14:05 PM, 27th October 2021, About a month ago 17
No Nasty New surprises were announced for Landlords in Chancellor Rishi Sunak’s 2021 Budget speech to Parliament today.
A key concern for landlords is inflationary pressure having to be released by the Bank of England increasing interest rates. The Office for Budget Responsibility (OBR) is predicting CPI inflation to average 4% over the next year. However, the Chancellor does not see this as a medium-term problem that must be immediately tackled by the Bank of England. He sees it as the sudden post lockdown recovery of demand not being matched in speed by the recovery of supply, exacerbated by the supply chain crises and a doubling of energy prices caused again by supply issues.
For tenant affordability, the National minimum wage will increase 6.6% from £8.91 to £9.50 next year and the Universal Credit taper rate is being cut 8% from 63% to 55% from December 1st this year.

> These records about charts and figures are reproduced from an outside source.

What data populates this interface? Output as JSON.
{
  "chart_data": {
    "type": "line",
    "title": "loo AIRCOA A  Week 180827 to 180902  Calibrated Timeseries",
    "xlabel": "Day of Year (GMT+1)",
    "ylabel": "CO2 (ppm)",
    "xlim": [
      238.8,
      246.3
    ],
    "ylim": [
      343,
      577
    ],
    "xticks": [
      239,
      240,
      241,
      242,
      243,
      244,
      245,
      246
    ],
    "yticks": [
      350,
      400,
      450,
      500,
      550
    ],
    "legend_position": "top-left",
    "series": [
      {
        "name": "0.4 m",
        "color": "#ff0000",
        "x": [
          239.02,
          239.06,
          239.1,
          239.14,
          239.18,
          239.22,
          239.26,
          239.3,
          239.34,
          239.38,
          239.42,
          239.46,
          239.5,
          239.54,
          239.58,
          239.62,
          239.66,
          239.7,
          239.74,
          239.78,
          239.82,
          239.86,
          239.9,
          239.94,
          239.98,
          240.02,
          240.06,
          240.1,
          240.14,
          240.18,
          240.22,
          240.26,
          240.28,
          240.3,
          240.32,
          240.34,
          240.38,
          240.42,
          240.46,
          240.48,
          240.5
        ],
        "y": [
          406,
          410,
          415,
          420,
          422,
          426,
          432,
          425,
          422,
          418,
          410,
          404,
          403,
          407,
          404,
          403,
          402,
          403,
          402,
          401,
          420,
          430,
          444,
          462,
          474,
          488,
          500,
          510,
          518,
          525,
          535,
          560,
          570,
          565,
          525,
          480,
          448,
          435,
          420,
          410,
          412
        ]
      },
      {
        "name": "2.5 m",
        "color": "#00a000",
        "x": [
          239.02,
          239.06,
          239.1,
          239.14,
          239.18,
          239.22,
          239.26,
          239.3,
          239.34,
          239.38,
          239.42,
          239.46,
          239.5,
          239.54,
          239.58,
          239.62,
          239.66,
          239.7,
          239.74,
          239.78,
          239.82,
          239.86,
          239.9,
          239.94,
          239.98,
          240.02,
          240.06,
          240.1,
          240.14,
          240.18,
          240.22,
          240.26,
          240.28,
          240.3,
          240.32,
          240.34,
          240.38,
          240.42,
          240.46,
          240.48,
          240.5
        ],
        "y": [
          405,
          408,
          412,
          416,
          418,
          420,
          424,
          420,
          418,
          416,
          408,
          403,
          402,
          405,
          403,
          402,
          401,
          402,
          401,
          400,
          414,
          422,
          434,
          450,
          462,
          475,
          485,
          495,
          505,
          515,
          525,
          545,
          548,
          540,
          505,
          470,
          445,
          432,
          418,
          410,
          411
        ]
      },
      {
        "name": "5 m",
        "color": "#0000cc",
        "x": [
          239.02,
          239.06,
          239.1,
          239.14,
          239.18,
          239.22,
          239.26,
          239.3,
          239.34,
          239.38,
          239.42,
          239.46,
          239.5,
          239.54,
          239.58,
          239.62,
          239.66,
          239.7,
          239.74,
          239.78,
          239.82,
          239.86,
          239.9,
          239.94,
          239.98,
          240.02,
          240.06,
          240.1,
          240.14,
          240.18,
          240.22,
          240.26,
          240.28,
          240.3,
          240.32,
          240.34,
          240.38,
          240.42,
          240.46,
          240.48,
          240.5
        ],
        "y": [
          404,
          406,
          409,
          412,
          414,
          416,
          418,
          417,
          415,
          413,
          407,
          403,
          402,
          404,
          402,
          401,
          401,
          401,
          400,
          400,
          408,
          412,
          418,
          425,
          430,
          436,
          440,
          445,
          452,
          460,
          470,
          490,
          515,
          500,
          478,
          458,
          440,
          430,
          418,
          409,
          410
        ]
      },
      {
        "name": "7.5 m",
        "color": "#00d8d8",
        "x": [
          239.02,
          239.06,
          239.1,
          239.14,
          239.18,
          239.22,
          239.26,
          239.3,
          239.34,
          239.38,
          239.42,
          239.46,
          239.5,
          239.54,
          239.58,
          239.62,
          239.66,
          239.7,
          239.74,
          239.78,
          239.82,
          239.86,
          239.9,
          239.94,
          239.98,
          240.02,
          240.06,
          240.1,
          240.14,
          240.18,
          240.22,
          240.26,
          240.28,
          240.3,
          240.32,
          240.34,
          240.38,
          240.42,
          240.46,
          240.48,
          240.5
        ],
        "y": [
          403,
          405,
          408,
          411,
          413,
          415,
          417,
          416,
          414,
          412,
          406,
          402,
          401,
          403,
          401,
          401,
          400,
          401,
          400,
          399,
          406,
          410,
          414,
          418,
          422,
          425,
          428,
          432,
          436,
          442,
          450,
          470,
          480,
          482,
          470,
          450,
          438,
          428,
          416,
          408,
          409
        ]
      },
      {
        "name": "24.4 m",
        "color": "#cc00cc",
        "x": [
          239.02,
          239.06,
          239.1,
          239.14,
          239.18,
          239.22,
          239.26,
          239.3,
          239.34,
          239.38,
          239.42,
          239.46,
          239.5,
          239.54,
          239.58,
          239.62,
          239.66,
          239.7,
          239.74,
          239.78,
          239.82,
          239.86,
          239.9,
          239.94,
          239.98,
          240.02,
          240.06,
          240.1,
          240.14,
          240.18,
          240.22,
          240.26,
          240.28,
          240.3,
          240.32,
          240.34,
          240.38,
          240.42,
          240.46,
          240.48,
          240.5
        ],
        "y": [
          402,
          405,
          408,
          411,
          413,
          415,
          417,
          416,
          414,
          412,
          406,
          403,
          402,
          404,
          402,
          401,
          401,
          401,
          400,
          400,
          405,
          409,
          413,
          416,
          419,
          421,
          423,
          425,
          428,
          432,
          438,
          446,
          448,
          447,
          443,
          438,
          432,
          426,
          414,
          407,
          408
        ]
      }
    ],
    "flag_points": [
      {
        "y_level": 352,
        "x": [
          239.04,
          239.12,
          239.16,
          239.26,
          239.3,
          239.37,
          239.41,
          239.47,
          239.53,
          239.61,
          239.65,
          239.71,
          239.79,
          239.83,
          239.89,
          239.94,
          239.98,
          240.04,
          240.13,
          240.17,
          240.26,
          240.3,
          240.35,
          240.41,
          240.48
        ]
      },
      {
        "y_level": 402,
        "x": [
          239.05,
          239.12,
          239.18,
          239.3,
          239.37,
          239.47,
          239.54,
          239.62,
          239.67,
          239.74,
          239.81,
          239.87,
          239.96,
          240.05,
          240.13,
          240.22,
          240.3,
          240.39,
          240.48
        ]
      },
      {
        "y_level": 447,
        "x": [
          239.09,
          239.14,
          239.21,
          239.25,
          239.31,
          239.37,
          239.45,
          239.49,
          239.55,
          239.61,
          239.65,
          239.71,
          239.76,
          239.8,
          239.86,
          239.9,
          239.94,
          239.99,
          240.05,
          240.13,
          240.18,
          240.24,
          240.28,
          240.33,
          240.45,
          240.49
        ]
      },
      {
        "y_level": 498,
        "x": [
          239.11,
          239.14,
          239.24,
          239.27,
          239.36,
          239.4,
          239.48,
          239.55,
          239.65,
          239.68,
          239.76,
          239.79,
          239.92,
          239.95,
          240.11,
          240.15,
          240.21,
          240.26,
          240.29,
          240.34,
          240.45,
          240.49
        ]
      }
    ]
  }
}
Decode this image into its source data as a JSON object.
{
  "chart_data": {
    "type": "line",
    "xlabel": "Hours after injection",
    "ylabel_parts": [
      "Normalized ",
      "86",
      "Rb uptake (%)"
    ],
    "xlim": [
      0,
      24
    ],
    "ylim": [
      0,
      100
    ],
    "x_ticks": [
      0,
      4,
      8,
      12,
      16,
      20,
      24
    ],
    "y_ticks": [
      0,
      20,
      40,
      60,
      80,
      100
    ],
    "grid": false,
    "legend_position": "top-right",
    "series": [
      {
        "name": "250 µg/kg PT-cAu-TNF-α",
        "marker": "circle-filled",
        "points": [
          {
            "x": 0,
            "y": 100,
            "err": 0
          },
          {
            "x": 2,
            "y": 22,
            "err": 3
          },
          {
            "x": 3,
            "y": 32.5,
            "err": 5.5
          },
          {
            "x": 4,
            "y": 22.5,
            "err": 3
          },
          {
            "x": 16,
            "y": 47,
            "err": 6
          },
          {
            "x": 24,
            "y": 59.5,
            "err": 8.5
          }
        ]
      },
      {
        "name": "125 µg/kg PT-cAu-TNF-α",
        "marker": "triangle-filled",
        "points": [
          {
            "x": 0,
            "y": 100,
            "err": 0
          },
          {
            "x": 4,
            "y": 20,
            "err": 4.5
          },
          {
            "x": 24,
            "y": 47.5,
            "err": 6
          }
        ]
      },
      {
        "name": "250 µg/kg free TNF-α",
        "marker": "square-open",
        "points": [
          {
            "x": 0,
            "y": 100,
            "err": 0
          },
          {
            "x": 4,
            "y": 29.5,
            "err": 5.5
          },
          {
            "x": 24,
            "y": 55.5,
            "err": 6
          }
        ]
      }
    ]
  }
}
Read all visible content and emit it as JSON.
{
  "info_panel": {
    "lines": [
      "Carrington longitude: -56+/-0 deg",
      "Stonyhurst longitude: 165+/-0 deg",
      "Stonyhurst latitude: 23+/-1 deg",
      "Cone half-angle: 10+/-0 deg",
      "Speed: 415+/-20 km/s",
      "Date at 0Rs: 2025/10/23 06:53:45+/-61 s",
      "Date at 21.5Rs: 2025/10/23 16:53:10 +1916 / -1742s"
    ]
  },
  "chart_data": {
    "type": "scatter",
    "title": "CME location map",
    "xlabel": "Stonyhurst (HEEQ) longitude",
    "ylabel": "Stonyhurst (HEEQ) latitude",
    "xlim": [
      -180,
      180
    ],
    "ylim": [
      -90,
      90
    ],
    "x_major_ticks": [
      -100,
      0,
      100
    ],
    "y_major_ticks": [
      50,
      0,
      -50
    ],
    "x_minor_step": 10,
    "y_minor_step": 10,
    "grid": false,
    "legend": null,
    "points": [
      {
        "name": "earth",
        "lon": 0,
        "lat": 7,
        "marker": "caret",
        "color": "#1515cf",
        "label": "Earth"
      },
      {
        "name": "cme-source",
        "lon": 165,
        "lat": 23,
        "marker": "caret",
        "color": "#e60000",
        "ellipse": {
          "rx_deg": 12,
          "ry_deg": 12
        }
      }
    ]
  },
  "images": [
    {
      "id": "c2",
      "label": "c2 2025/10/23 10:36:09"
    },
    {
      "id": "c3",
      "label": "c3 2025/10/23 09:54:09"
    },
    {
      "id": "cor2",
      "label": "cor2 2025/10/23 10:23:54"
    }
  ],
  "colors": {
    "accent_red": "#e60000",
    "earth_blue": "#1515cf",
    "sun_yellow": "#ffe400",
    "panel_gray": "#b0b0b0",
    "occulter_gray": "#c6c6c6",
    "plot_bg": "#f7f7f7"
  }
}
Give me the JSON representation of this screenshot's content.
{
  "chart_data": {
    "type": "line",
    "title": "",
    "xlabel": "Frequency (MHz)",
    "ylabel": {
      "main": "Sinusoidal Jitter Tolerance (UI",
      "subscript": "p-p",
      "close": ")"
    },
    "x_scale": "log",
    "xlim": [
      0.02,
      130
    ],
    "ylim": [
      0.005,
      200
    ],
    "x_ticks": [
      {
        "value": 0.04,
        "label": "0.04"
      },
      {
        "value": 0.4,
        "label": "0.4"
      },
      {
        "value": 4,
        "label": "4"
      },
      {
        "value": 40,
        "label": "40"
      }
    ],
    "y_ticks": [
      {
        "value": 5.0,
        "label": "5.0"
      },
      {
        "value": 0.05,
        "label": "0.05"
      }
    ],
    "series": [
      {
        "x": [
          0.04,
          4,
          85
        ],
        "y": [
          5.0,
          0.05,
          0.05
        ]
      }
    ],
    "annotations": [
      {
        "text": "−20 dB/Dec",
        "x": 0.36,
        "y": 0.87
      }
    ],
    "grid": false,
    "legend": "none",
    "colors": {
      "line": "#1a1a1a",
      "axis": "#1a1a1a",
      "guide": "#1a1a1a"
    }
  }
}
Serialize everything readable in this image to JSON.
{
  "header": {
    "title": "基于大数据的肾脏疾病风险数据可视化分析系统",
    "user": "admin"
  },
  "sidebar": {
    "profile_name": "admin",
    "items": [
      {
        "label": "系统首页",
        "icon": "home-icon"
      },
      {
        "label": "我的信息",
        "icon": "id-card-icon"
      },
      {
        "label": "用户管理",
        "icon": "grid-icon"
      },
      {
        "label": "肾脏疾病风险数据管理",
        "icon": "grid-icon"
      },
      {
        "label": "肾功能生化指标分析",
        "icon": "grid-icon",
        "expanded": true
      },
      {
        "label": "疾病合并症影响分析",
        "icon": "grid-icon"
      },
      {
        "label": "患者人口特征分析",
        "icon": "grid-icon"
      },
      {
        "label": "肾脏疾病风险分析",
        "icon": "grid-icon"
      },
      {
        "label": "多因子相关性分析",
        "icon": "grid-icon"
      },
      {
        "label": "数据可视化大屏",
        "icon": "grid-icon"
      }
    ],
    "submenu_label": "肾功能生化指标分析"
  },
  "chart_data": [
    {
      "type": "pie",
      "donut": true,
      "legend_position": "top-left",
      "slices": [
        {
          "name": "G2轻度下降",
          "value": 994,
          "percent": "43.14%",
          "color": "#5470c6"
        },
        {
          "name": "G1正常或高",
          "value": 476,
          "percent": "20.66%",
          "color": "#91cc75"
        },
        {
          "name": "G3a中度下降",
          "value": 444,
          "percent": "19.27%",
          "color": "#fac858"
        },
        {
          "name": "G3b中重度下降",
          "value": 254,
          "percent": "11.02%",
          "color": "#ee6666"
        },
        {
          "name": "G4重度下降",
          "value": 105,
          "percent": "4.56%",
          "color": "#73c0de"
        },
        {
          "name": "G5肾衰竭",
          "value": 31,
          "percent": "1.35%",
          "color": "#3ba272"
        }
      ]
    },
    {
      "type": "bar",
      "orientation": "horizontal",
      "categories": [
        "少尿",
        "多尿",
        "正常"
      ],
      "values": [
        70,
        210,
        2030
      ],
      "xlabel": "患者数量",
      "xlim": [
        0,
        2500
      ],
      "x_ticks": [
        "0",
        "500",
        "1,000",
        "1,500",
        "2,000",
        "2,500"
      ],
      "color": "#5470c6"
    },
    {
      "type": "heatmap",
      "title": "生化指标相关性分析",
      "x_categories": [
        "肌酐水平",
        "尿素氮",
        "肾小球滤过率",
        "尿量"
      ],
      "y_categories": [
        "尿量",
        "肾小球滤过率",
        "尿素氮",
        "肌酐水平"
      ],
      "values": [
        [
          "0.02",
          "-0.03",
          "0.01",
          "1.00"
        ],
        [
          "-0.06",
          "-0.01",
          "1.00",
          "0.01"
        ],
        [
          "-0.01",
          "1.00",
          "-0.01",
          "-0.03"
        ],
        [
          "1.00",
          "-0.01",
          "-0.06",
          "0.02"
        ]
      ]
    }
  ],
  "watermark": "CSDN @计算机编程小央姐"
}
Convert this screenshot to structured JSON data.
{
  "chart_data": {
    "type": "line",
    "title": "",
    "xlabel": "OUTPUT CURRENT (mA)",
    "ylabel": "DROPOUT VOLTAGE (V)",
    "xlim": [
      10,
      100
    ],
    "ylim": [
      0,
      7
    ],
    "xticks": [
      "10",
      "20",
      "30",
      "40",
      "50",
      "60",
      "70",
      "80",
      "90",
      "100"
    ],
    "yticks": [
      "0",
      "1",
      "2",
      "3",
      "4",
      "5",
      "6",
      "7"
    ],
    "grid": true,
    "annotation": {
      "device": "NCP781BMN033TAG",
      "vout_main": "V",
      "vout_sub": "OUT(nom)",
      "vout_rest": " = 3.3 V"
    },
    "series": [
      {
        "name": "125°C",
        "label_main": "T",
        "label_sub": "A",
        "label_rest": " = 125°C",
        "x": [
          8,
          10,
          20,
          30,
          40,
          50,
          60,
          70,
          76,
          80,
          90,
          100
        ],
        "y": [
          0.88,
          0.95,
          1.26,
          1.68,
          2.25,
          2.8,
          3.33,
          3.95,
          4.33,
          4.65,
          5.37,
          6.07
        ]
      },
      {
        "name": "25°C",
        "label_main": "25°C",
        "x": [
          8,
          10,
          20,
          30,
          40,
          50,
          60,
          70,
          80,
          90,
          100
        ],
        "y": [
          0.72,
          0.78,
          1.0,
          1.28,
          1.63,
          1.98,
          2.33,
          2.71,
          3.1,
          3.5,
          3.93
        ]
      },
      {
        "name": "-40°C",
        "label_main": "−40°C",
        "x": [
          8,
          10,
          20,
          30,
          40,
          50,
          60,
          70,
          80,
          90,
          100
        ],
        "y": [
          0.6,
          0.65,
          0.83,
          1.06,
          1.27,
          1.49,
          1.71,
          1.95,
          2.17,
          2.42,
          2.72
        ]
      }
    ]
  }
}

This cut in taper rate will more than offset the £20 per week temporary increase in UC being stopped for working families.
National insurance and Dividend tax rates are still increasing the planned 1.25% paid from April 2022.
Corporation tax is still planned to increase to 25% by April 2023. However, small businesses with profits of £50,000 or less will be maintained at the current rate of 19%. There will also be a taper above £50,000 so that only businesses with profits of a quarter of a million or greater will be taxed at the full 25% rate. That means only 10% of all companies will pay the full higher rate.
£5bn will be spent removing unsafe cladding. This will be funded through a Residential Property Developers Tax levied on developers with profits over £25m at a rate of four per cent. 31 housebuilders made that much profit in 2019.
£550m to tackle the Courts backlog
£11.5bn will be spent building 180,000 affordable homes
£640m will be spent tackling rough sleeping and Homelessness.
There will be a 50% Business Rate discount for Leisure
The planned fuel duty rise has again been frozen
The OBR forecast that our economy will grow this year by 4%, by 7.3% in 2022, then 1.7%, 1.6% and 1.7% in the last three years of the forecast.